From the homestead of the president, Muhamamdu Buhari in Daura, Katsina State to Zamfara, Kaduna, Sokoto, the whole of the North East, parts of North Central, South-east, South-south and South-west, Nigeria is arguably not a safe place any more. Recent statistics showed that about 25,794 people had been so far killed under the current administration.
Although the Police Public Relations Officer, Frank Mba, paraded some of the suspects believed to be terrorising different parts of the country with loads of ammunitions recovered, in addition to seeking to link up with the said woman mentioned in the opening paragraph with a view to combing the area and apprehending the criminals, the challenge as it were appears to be overwhelming and therefore, approach must change significantly.
The First Lady of Nigeria, Mrs. Aisha Buhari, last week alluded as much to the negative impact of bandits’ operations, when she expressed her frustration about the general security of the country, and Katsina State in particular. She had warned that if the security agencies failed to quickly contain the menace of increased banditry in different parts of the country, it could consume all of Nigeria’s civil population.

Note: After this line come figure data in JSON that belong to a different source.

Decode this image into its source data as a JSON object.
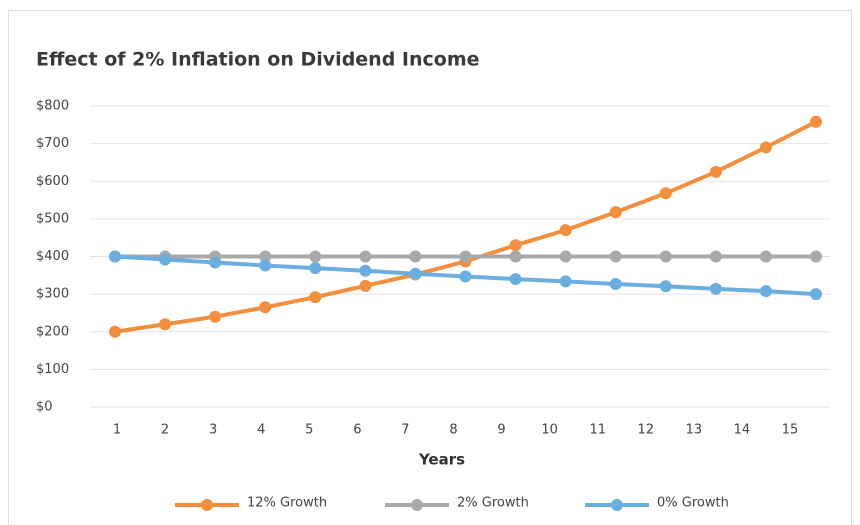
{
  "chart_data": {
    "type": "line",
    "title": "Effect of 2% Inflation on Dividend Income",
    "x_label": "Years",
    "categories": [
      "1",
      "2",
      "3",
      "4",
      "5",
      "6",
      "7",
      "8",
      "9",
      "10",
      "11",
      "12",
      "13",
      "14",
      "15"
    ],
    "series": [
      {
        "name": "12% Growth",
        "color": "#f28e3c",
        "values": [
          200,
          220,
          240,
          265,
          292,
          322,
          352,
          387,
          430,
          470,
          518,
          568,
          625,
          690,
          758
        ]
      },
      {
        "name": "2% Growth",
        "color": "#a9a9a9",
        "values": [
          400,
          400,
          400,
          400,
          400,
          400,
          400,
          400,
          400,
          400,
          400,
          400,
          400,
          400,
          400
        ]
      },
      {
        "name": "0% Growth",
        "color": "#6aaee0",
        "values": [
          400,
          392,
          384,
          376,
          369,
          362,
          354,
          347,
          340,
          334,
          327,
          321,
          314,
          308,
          300
        ]
      }
    ],
    "ylim": [
      0,
      800
    ],
    "yticks": [
      {
        "value": 0,
        "label": "$0"
      },
      {
        "value": 100,
        "label": "$100"
      },
      {
        "value": 200,
        "label": "$200"
      },
      {
        "value": 300,
        "label": "$300"
      },
      {
        "value": 400,
        "label": "$400"
      },
      {
        "value": 500,
        "label": "$500"
      },
      {
        "value": 600,
        "label": "$600"
      },
      {
        "value": 700,
        "label": "$700"
      },
      {
        "value": 800,
        "label": "$800"
      }
    ],
    "grid": true,
    "legend": "bottom"
  }
}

A flustered Mrs. Buhari had immediately reminded the government of her husband, President Muhammadu Buhari that it could not continue to watch bandits kill her people of Katsina after giving him 1.2 million votes, which she described as the highest in the country, during the just concluded general election.
The first lady also called on all well-meaning Nigerians to talk about things that were not right in the country in order to force action by the government, saying silence could be counterproductive.
But if anyone had thought Mrs. BUhari was playing to the gallery, how about a former Defence Minister, Lt. General Theophilus Danjuma; former Military Governor of Rivers State, General Zamani Lekwot and Chief Solomon Asemota (SAN), who recently told the United Kingdom Parliament that President Buhari was pursuing a jihad or Islamisation agenda and not serious about tackling insecurity arising from Boko Haram insurgency and herdsmen-farmers crises in the country.
The trio acted under the aegis of Nigerian Christian Elders Forum (NCEF), which also has General Joshua Dogonyaro; Justice Kalajine Anigbogu, Elder Matthew Owojaiye, Dr. Kate Okpaleke and Elder Moses Ihonde, as members.
While blaming Lord Lugard for sowing the seed of ethno-religious crises and dichotomy between Northern and Southern Nigeria, they called for a deepening of democracy and rejection of sharia in a paper dated June 3, to the All Party Parliamentary Group for International Freedom of Religion or Belief, APPG, UK Parliament.
Compounded by the intractable reign of insurgency, herdsmen attacks, ritual killings and armed robberies amongst others, what the government currently has on its hands, shows it must prioritise security as soon as possible as its second term begins to count.
There is no debating how bad the security of the country has degenerated and particularly disturbing is the seeming reality that the government is still unable to wrap its fingers around possible solution to the menace of bandits. The news that the police are currently seeking a different approach to the situation including the enactment of stronger laws that enable confiscation of assets linked to kidnapping and similar crimes is cheering.
Government must of course do more to prevent and burst crime scenes, a possibility that can only be facilitated through diligent intelligence gathering (with the cooperation of the people) and prosecution. The situation is currently very bad and the habitual pretence that all is well is no longer an option.